Oleh: TG. DR. Miftah el-Banjary, MA
DI tahun 2020, di tahun yang sama, namun berbeda bulan, saya dipertemukan 2 kali dengan Habib Muhammad bin Husien al-Habsyi Solo; cicit pengarang Maulid as-Simthud Durar, Habib Ali bin Muhammad bin Husien al-Habsyi, Sewun Hadramaut.
Saya jumpa pertama kali di undangan acara Maulid Nabi Majlis Nafahatus Shalihin bersama Sayyidil Walid al-Habib Ali bin Abdurrahman as-Seqaf di Tebet, Jakarta Selatan. Kedua, di Majlis Habib Ali bin Abdurahman al-Habsyi, Kwitang Jakarta Pusat.
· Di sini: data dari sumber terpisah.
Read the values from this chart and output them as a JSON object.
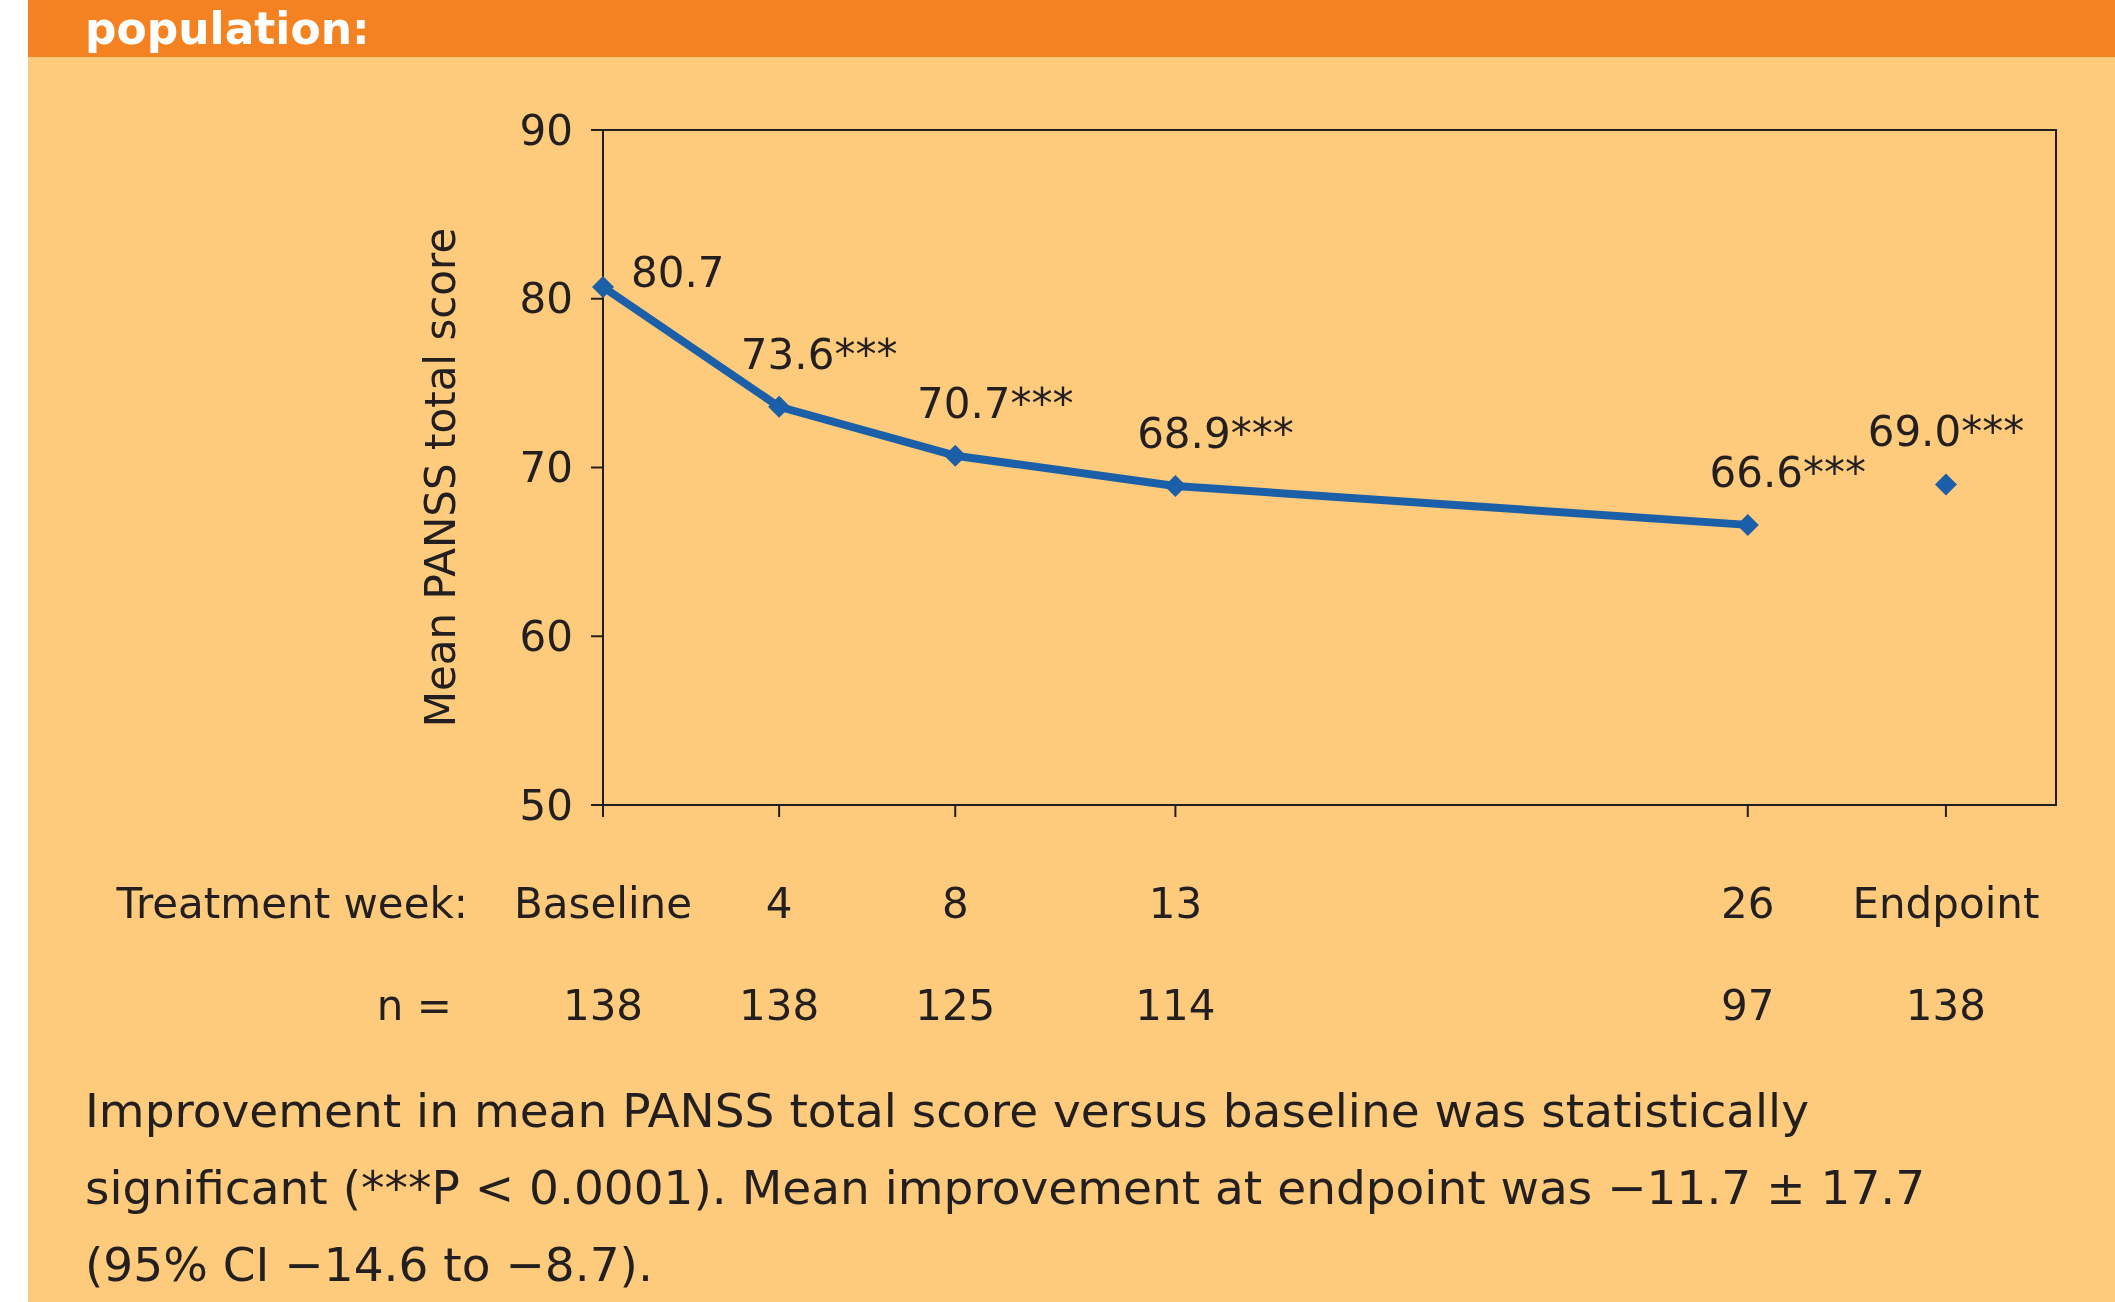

Meskipun usia Habib Muhammad bin Husien boleh jadi lebih muda, beliau saya anggap sebagai guru, sahabat dan idola. Saya mengagumi metode dakwah beliau yang ringan, mudah dipahami dan tentu lebih menjawab terhadap persoalan anak-anak muda di saat ini.
Pertemuan tadi malam, pada acara Haul Pendiri Ponpes Ibnul Amin Pemangkih HST; al-Arif-billah KH. Mahfudz Amin, saya rasakan sangat lah berkesan.
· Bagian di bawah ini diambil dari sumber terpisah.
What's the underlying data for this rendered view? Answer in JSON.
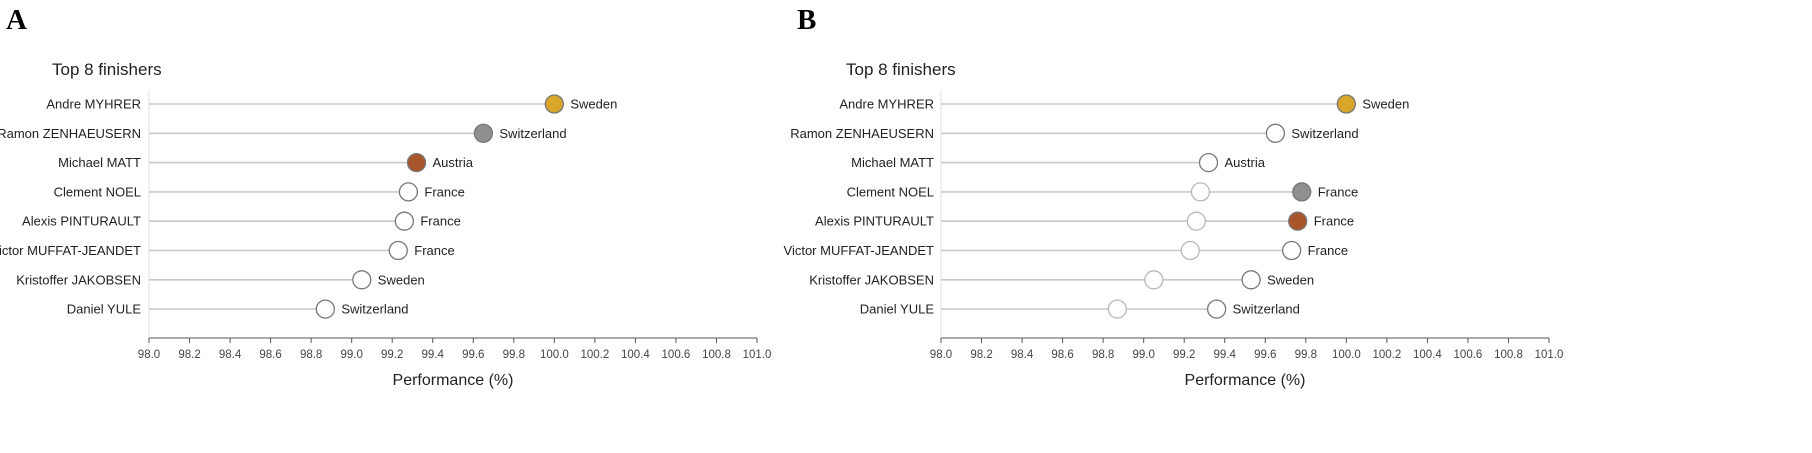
{
  "chart_data": [
    {
      "panel_label": "A",
      "type": "scatter",
      "title": "Top 8 finishers",
      "xlabel": "Performance (%)",
      "xlim": [
        98.0,
        101.0
      ],
      "x_ticks": [
        "98.0",
        "98.2",
        "98.4",
        "98.6",
        "98.8",
        "99.0",
        "99.2",
        "99.4",
        "99.6",
        "99.8",
        "100.0",
        "100.2",
        "100.4",
        "100.6",
        "100.8",
        "101.0"
      ],
      "grid": false,
      "rows": [
        {
          "athlete": "Andre MYHRER",
          "country": "Sweden",
          "values": [
            100.0
          ],
          "fills": [
            "#d9a52b"
          ]
        },
        {
          "athlete": "Ramon ZENHAEUSERN",
          "country": "Switzerland",
          "values": [
            99.65
          ],
          "fills": [
            "#8f8f8f"
          ]
        },
        {
          "athlete": "Michael MATT",
          "country": "Austria",
          "values": [
            99.32
          ],
          "fills": [
            "#a9552b"
          ]
        },
        {
          "athlete": "Clement NOEL",
          "country": "France",
          "values": [
            99.28
          ],
          "fills": [
            "#ffffff"
          ]
        },
        {
          "athlete": "Alexis PINTURAULT",
          "country": "France",
          "values": [
            99.26
          ],
          "fills": [
            "#ffffff"
          ]
        },
        {
          "athlete": "Victor MUFFAT-JEANDET",
          "country": "France",
          "values": [
            99.23
          ],
          "fills": [
            "#ffffff"
          ]
        },
        {
          "athlete": "Kristoffer JAKOBSEN",
          "country": "Sweden",
          "values": [
            99.05
          ],
          "fills": [
            "#ffffff"
          ]
        },
        {
          "athlete": "Daniel YULE",
          "country": "Switzerland",
          "values": [
            98.87
          ],
          "fills": [
            "#ffffff"
          ]
        }
      ]
    },
    {
      "panel_label": "B",
      "type": "scatter",
      "title": "Top 8 finishers",
      "xlabel": "Performance (%)",
      "xlim": [
        98.0,
        101.0
      ],
      "x_ticks": [
        "98.0",
        "98.2",
        "98.4",
        "98.6",
        "98.8",
        "99.0",
        "99.2",
        "99.4",
        "99.6",
        "99.8",
        "100.0",
        "100.2",
        "100.4",
        "100.6",
        "100.8",
        "101.0"
      ],
      "grid": false,
      "rows": [
        {
          "athlete": "Andre MYHRER",
          "country": "Sweden",
          "values": [
            100.0
          ],
          "fills": [
            "#d9a52b"
          ]
        },
        {
          "athlete": "Ramon ZENHAEUSERN",
          "country": "Switzerland",
          "values": [
            99.65
          ],
          "fills": [
            "#ffffff"
          ]
        },
        {
          "athlete": "Michael MATT",
          "country": "Austria",
          "values": [
            99.32
          ],
          "fills": [
            "#ffffff"
          ]
        },
        {
          "athlete": "Clement NOEL",
          "country": "France",
          "values": [
            99.28,
            99.78
          ],
          "fills": [
            "#ffffff",
            "#8f8f8f"
          ]
        },
        {
          "athlete": "Alexis PINTURAULT",
          "country": "France",
          "values": [
            99.26,
            99.76
          ],
          "fills": [
            "#ffffff",
            "#a9552b"
          ]
        },
        {
          "athlete": "Victor MUFFAT-JEANDET",
          "country": "France",
          "values": [
            99.23,
            99.73
          ],
          "fills": [
            "#ffffff",
            "#ffffff"
          ]
        },
        {
          "athlete": "Kristoffer JAKOBSEN",
          "country": "Sweden",
          "values": [
            99.05,
            99.53
          ],
          "fills": [
            "#ffffff",
            "#ffffff"
          ]
        },
        {
          "athlete": "Daniel YULE",
          "country": "Switzerland",
          "values": [
            98.87,
            99.36
          ],
          "fills": [
            "#ffffff",
            "#ffffff"
          ]
        }
      ]
    }
  ],
  "colors": {
    "line": "#c8c8c8",
    "marker_stroke": "#777777",
    "faded_marker_stroke": "#b8b8b8"
  }
}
Dari awal memang saya sudah mengagendakan harus berjumpa dengan Habib Muhammad bin Husien sejak jauh-jauh hari Pengasuh Ponpes Ibnul Amin Putri Dzuriyyah; Ummi Muhimmah mengabari kedatangan beliau. Saya pun juga sudah mengkonfirmasi langsung dengan beliau melalui via WA untuk berusaha hadir, insya Allah.
Memanglah tiada ada pertemuan yang terjadi kebetulan. Pastilah ada asbab musabbabnya serta rangkaian silsilahnya. Boleh saya cerita sekilas ya biar afdhal, hehe..
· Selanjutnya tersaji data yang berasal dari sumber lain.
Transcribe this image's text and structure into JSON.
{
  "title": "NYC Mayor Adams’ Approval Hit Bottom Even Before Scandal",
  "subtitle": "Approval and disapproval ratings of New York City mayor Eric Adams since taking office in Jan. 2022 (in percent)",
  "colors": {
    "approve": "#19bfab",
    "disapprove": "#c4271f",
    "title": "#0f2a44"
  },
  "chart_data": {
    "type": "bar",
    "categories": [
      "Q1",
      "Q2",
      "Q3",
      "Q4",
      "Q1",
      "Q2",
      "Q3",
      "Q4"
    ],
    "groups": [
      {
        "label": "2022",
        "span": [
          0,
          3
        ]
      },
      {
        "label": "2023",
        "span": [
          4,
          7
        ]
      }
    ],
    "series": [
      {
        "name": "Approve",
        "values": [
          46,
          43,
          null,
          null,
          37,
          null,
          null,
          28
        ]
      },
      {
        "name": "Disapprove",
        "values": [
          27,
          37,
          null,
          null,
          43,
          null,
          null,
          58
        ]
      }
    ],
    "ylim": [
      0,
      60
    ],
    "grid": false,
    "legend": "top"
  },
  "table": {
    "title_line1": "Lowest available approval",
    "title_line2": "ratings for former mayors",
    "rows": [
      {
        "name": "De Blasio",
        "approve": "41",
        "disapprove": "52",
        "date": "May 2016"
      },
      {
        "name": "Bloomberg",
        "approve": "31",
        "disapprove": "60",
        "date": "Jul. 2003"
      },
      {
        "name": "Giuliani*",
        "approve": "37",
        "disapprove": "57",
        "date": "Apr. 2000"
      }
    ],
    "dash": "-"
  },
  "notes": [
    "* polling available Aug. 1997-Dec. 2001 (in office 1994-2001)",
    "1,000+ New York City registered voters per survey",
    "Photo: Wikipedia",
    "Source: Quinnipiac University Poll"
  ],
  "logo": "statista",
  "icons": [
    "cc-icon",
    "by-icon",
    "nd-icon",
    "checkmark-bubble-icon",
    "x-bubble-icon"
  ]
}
Jadi begini, hubungan kedekatan keluarga besar kami dengan keluarga besar pendiri ponpes Ibnul Amin memang sudah terjalin erat dari sejak lama.
Dulu, kakek saya bersahabat dekat dengan al-Arifbillah KH. Mahfudz Amin, sejak di era tahun 70-an, beliau banyak berwakaf untuk pembangunan pesantren Ibn Amin kala itu, hingga kemudian kakek kami mendirikan pesantren cabang di Muara Komam Kalimantan Timur dengan nama Pesantren Sibthul Amin.
Selanjutnya, paman saya H. Ibrahim bersahabat dekat dengan KH. Abdul Wahid; Pengasuh Ponpes Ibnul Amin Dzuriyyah Putri yang juga menikahi cucu pengasuh KH. Mahfudz Amin dan keduanya sama-sama pernah berguru dengan Syekh Yassin al-Fadani selama di Makkah.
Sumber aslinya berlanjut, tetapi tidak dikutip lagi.